January 14, 1893
It seemed as if Heywood Central were playing Scotland on Saturday, for the Liverpool team was almost entirely composed of Macs of that ilk. And they were Macs and no mistakes, fine strapping young fellows, thoroughly worthy of and representative in every respect of the land o’cakes. No less than seven of the players’ names started with “Mac.”
There were McQueen, McQue, McWhinnie, &c., &c. However, the Bamford Road men, although not nearly so heavy, were quite as good as the Scottish Liverpudlians. I heard one person remark as the match was over that the best team had won, and I heard it retorted that the team which had scored the most goals had lost. That, Mr. Editor, sounds very funny, but it is accounted for in this wise.
In the first portion Sydney Ross, the Liverpool custodian, fumbled on a couple of occasions, and it is alleged the ball got a yard over the line before he managed to throw it out again, but although strong claims were made for goals, the referee to no notice of them.

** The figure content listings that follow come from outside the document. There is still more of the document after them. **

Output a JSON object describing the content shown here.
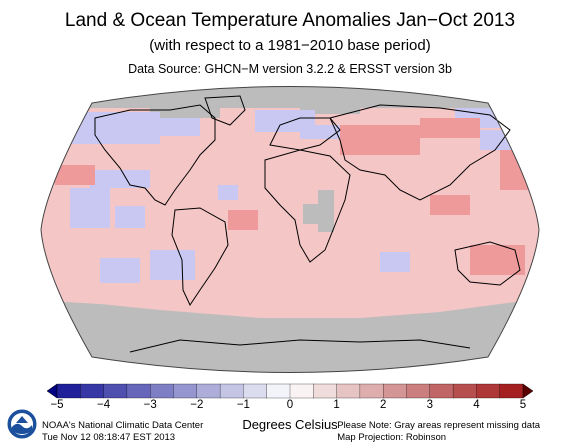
{
  "header": {
    "title": "Land & Ocean Temperature Anomalies Jan−Oct 2013",
    "subtitle": "(with respect to a 1981−2010 base period)",
    "source": "Data Source: GHCN−M version 3.2.2 & ERSST version 3b"
  },
  "legend": {
    "ticks": [
      "−5",
      "−4",
      "−3",
      "−2",
      "−1",
      "0",
      "1",
      "2",
      "3",
      "4",
      "5"
    ],
    "units": "Degrees Celsius",
    "range": [
      -5,
      5
    ],
    "colors": {
      "cold_extreme": "#1a1a9e",
      "cold": "#6464dc",
      "cool": "#b4b4f0",
      "neutral": "#ffffff",
      "warm": "#f4b4b4",
      "hot": "#e06060",
      "hot_extreme": "#9e1a1a"
    }
  },
  "map_colors": {
    "missing": "#bcbcbc",
    "warm_light": "#f4c6c6",
    "warm_mid": "#ee9a9a",
    "cool_light": "#c8c8f2",
    "land_outline": "#000000"
  },
  "footer": {
    "left_line1": "NOAA's National Climatic Data Center",
    "left_line2": "Tue Nov 12 08:18:47 EST 2013",
    "right_line1": "Please Note: Gray areas represent missing data",
    "right_line2": "Map Projection: Robinson"
  },
  "logo": {
    "icon": "noaa-logo-icon"
  }
}
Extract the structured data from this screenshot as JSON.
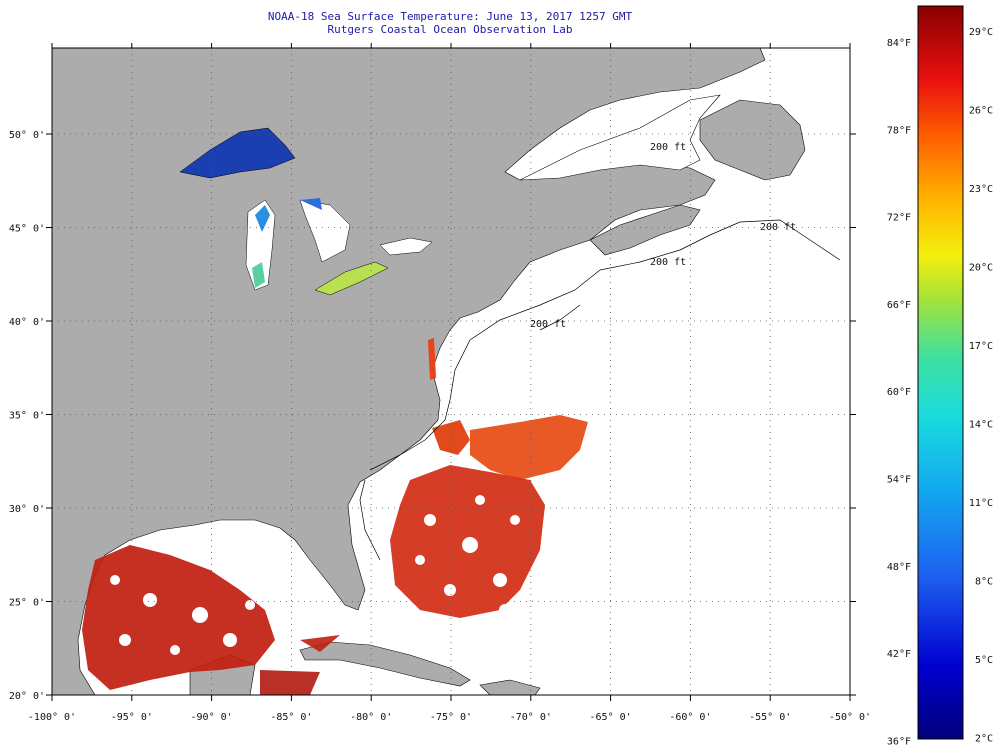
{
  "title_line1": "NOAA-18 Sea Surface Temperature:  June 13, 2017 1257 GMT",
  "title_line2": "Rutgers Coastal Ocean Observation Lab",
  "lon_labels": [
    "-100° 0'",
    "-95° 0'",
    "-90° 0'",
    "-85° 0'",
    "-80° 0'",
    "-75° 0'",
    "-70° 0'",
    "-65° 0'",
    "-60° 0'",
    "-55° 0'",
    "-50° 0'"
  ],
  "lat_labels": [
    "20° 0'",
    "25° 0'",
    "30° 0'",
    "35° 0'",
    "40° 0'",
    "45° 0'",
    "50° 0'"
  ],
  "colorbar": {
    "fahrenheit": [
      "84°F",
      "78°F",
      "72°F",
      "66°F",
      "60°F",
      "54°F",
      "48°F",
      "42°F",
      "36°F"
    ],
    "celsius": [
      "29°C",
      "26°C",
      "23°C",
      "20°C",
      "17°C",
      "14°C",
      "11°C",
      "8°C",
      "5°C",
      "2°C"
    ]
  },
  "isobath_labels": [
    "200 ft",
    "200 ft",
    "200 ft",
    "200 ft"
  ],
  "colors": {
    "land": "#acacac",
    "ocean_nodata": "#ffffff",
    "title": "#1a1aa8",
    "warm": "#cc1a0e",
    "hot": "#e8431a",
    "cold": "#1b3fb0"
  }
}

Smarting under the severe defeat of 6-2, at Liverpool the previous Saturday, the Centralians were bent on winning, and f straining every nerve would do it they meant business. They started off at high pressure speed, but Andrew Hanna and Duncan McLean repulsed them times out of number. They were, however, not to be denied, and at the interval they had a goal to their credit.

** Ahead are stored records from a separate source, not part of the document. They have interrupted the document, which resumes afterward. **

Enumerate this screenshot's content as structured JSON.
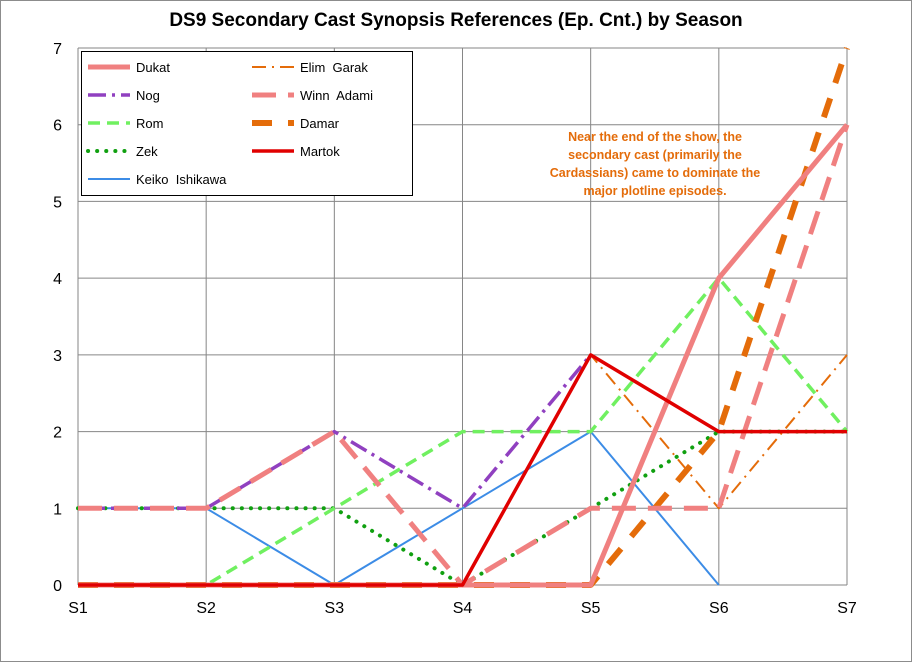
{
  "chart_data": {
    "type": "line",
    "title": "DS9 Secondary  Cast Synopsis References (Ep. Cnt.) by Season",
    "xlabel": "",
    "ylabel": "",
    "categories": [
      "S1",
      "S2",
      "S3",
      "S4",
      "S5",
      "S6",
      "S7"
    ],
    "ylim": [
      0,
      7
    ],
    "yticks": [
      0,
      1,
      2,
      3,
      4,
      5,
      6,
      7
    ],
    "grid": true,
    "legend_position": "top-left",
    "annotation": "Near the end of the show, the secondary cast  (primarily the Cardassians) came to dominate the major plotline episodes.",
    "series": [
      {
        "name": "Dukat",
        "values": [
          0,
          0,
          0,
          0,
          0,
          4,
          6
        ],
        "color": "#f08080",
        "dash": "solid"
      },
      {
        "name": "Nog",
        "values": [
          1,
          1,
          2,
          1,
          3,
          null,
          null
        ],
        "color": "#9040c0",
        "dash": "dashdot"
      },
      {
        "name": "Rom",
        "values": [
          0,
          0,
          1,
          2,
          2,
          4,
          2
        ],
        "color": "#70f060",
        "dash": "dash"
      },
      {
        "name": "Zek",
        "values": [
          1,
          1,
          1,
          0,
          1,
          2,
          2
        ],
        "color": "#10a010",
        "dash": "dot"
      },
      {
        "name": "Keiko  Ishikawa",
        "values": [
          1,
          1,
          0,
          1,
          2,
          0,
          null
        ],
        "color": "#3c8ce6",
        "dash": "solid"
      },
      {
        "name": "Elim  Garak",
        "values": [
          0,
          0,
          0,
          0,
          3,
          1,
          3
        ],
        "color": "#e46c0a",
        "dash": "longdashdot"
      },
      {
        "name": "Winn  Adami",
        "values": [
          1,
          1,
          2,
          0,
          1,
          1,
          6
        ],
        "color": "#f08080",
        "dash": "longdash"
      },
      {
        "name": "Damar",
        "values": [
          0,
          0,
          0,
          0,
          0,
          2,
          7
        ],
        "color": "#e46c0a",
        "dash": "longdash"
      },
      {
        "name": "Martok",
        "values": [
          0,
          0,
          0,
          0,
          3,
          2,
          2
        ],
        "color": "#e00000",
        "dash": "solid"
      }
    ]
  }
}
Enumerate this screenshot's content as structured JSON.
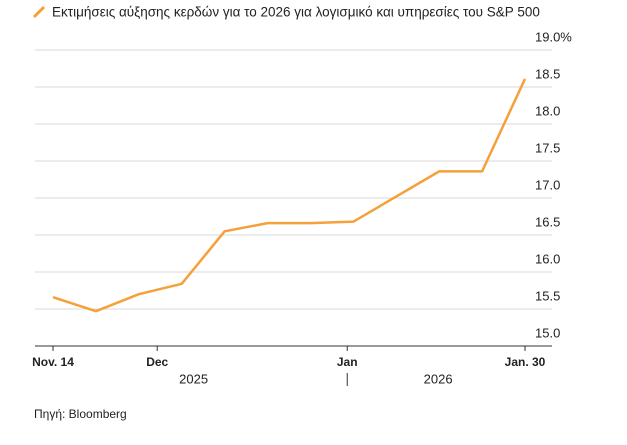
{
  "chart_data": {
    "type": "line",
    "title": "Εκτιμήσεις αύξησης κερδών για το 2026 για λογισμικό και υπηρεσίες του S&P 500",
    "source": "Πηγή: Bloomberg",
    "x": [
      "2025-11-14",
      "2025-11-21",
      "2025-11-28",
      "2025-12-05",
      "2025-12-12",
      "2025-12-19",
      "2025-12-26",
      "2026-01-02",
      "2026-01-16",
      "2026-01-23",
      "2026-01-30"
    ],
    "series": [
      {
        "name": "Εκτιμήσεις αύξησης κερδών για το 2026 για λογισμικό και υπηρεσίες του S&P 500",
        "color": "#f5a03a",
        "values": [
          15.66,
          15.47,
          15.7,
          15.84,
          16.55,
          16.66,
          16.66,
          16.68,
          17.36,
          17.36,
          18.61
        ]
      }
    ],
    "xlim": [
      "2025-11-14",
      "2026-01-30"
    ],
    "xticks": [
      {
        "value": "2025-11-14",
        "label": "Nov. 14"
      },
      {
        "value": "2025-12-01",
        "label": "Dec"
      },
      {
        "value": "2026-01-01",
        "label": "Jan"
      },
      {
        "value": "2026-01-30",
        "label": "Jan. 30"
      }
    ],
    "year_labels": [
      "2025",
      "2026"
    ],
    "ylim": [
      15,
      19
    ],
    "yticks": [
      {
        "value": 15,
        "label": "15.0"
      },
      15.5,
      {
        "value": 16,
        "label": "16.0"
      },
      16.5,
      {
        "value": 17,
        "label": "17.0"
      },
      17.5,
      {
        "value": 18,
        "label": "18.0"
      },
      18.5,
      {
        "value": 19,
        "label": "19.0%"
      }
    ],
    "grid": true
  }
}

On turning round the visitors had a look in and Thomas Wyllie equalised with a good shot. They maintained the pressure and after 20 minutes’ play forged ahead. Afterwards they kept their opponents well in hand and they ran out victors of a stiff encounter, on a snowbound ground, by two goals to one.
Liverpool have thus taken four points out of Heywood Central in the Lancashire League tourney. Evans played again at back and his fine display was a marked contrast with that at Anfield.